There were five ambulances on site. "They helped evacuate the Kilmarnock Rest Home. They took 24 elderly people to the Huntly Rest Home in Karori."
Tony Soma was due to fly out to the Cook Islands on holiday tomorrow. He was relieved he was allowed back in to his house for a few minutes this morning to grab his belongings before being advised to find alternate accommodation.
"I just want to grab my bags. May bags are already packed," he said.
His house should be OK he was told, but things might remain up in the air for a few days.
"We get out alright about 4.30am. Someone came to the door and when it's that early in the morning, you think, 'What's going on.' But it [the house] should be alright."
Police said about 60 people were transferred to Karori.
Thirty-five residents were evacuated from the Kilmarnock rest home and taken to the Huntleigh rest home, Enliven Presbyterian Support Central general manager Nicola Turner said.
"There was absolutely never any danger to the residents," she said.
Kilmarnock was on a large property, and while the slip had come down on to part of the Kilmarnock driveway it was probably 100 to 200m from the building, Turner said.
Staff at Kilmarnock had not heard the slip.
Planning was under way to find accommodation for the Kilmarnock residents, in case they were not allowed to return to their home today, she said.
SLIP STILL MOVING
Eight houses were badly damaged, local civil defence controller Stavros Michael said. Two of them could be condemned.
"There are two houses on the face of it ... they [residents] are likely to be out of their houses for at least two weeks."
While residents at the other six homes were allowed back in to their homes for belongings, the two worst homes were deemed "too risky", he said.
It was possible that a blocked sewerage pipe had caused the slip, he said.
Wellington Mayor Celia Wade-Brown said it was a relief no-one was badly hurt.
Anyone unable to return home would be supported by the council.
"There are houses that are balancing pretty precariously on the edge. It's a pretty rude awakening for people.
"Our welfare staff are working with them to make sure they've got accommodation."

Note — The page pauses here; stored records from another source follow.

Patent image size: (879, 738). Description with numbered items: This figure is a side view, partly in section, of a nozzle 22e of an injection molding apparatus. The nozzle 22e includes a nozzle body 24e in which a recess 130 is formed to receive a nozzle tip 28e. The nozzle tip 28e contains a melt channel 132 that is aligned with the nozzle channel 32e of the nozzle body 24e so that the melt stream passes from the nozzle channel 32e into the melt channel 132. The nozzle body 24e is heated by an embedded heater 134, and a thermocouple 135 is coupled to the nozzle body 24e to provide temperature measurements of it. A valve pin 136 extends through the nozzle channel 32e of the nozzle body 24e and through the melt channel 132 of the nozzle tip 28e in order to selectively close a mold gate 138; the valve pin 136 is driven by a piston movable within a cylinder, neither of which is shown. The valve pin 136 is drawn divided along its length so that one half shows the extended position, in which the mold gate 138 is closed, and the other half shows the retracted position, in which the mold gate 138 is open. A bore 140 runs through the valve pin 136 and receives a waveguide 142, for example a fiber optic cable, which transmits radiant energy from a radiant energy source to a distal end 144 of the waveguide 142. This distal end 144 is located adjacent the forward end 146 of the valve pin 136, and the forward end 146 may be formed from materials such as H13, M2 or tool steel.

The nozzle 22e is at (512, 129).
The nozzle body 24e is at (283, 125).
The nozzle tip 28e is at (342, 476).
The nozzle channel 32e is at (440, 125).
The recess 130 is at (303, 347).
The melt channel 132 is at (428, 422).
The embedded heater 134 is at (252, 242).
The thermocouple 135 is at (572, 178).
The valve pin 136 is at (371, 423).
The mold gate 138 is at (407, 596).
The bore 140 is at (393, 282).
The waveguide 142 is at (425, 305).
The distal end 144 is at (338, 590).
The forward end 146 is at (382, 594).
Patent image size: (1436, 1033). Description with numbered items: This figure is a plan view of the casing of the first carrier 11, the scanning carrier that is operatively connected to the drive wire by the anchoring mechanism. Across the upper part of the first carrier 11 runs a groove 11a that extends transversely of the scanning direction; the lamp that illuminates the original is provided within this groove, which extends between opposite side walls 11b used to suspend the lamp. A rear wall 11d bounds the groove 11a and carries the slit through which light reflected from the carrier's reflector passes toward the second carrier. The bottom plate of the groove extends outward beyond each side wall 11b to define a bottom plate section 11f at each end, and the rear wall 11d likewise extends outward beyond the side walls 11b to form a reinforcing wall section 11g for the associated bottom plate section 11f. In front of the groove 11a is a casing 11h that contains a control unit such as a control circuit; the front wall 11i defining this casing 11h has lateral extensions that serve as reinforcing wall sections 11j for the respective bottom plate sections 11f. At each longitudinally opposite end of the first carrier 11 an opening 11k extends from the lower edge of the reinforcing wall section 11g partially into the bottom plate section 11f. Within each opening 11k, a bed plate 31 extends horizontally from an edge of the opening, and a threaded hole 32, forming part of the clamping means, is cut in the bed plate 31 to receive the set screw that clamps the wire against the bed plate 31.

Hotel and motel options would be provided. Private insurance and council insurance should cover all damages, the council said.
A Fairfax NZ reporter at the scene said noises were still coming from the slip. "You can hear stuff moving, it's almost creaking," he said.
The foundations of two homes looked to have been exposed by the slip.
A large number of emergency services were still at the scene this morning and the area remained cordoned off.
Council engineers were taking an urgent look at the houses at the top of the slip.